The closest analogy I've found is the difference between a hurricane and an earthquake. Both can be devastating. But with a hurricane, you get a warning. You get satellite images. You get days, sometimes a week, to board things up, move inland, and decide what matters. An earthquake just happens. The ground that was solid a second ago isn't anymore, and you find out what your house was actually built on.

I'm not saying that to scare anyone. I'm saying it because I think a lot of us have been treating this like a hurricane, watching the radar, planning the response, assuming there's a runway, when the honest read is that it's behaving more like the other thing. The opportunities are real, and they're already here. The impact is showing up in every aspect of our lives, and it's accelerating at a rate we have, genuinely, no historical reference for.

I keep coming back to the bore tide image because of the part that’s underplayed. People surf the bore tide. They wait for it. They paddle out into a place that, fifteen minutes earlier, was mud. Knowing the water will come, knowing it'll come from a direction that doesn't entirely make sense. They don't pretend the wave is smaller than it is. They don't pretend they understand it perfectly. They just decide that the right place to be, when something this big arrives, is in the water.
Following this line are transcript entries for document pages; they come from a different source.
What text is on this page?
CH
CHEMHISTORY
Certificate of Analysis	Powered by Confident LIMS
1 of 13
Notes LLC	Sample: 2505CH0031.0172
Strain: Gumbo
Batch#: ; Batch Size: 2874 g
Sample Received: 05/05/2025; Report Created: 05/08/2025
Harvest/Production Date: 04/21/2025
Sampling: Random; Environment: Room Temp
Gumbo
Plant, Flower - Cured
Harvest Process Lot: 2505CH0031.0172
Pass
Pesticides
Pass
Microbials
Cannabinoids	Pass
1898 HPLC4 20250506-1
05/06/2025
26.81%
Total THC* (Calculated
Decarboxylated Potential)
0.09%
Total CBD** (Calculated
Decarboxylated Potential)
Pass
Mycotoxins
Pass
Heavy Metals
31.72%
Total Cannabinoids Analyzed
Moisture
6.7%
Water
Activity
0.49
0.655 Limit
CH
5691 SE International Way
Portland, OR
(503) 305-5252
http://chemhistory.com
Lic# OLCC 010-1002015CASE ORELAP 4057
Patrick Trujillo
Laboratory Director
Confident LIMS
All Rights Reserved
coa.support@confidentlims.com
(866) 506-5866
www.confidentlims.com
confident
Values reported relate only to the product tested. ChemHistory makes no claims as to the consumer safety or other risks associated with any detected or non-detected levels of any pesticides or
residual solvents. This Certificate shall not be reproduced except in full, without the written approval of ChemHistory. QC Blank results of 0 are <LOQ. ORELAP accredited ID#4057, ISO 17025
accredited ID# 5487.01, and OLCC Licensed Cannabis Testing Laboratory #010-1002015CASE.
I don't know what our industry looks like in two years. I genuinely don't, and anyone who tells you they do is either in denial, selling something, or hasn't been paying attention. I'm writing this from between the literal rocks and a hard place, between customers who need answers I don't fully have, and a technology landscape that won't sit still long enough for anyone, much less me, to draw a proper map of it. That's where I am. I think that's where a lot of us are.

But like every hard, unknown thing, the move is the same. You start. You start small. You start scared if you have to. You tell someone you're starting, so you have to keep going. And when the water comes in from a direction you didn't expect, you let it lift you instead of bracing against it.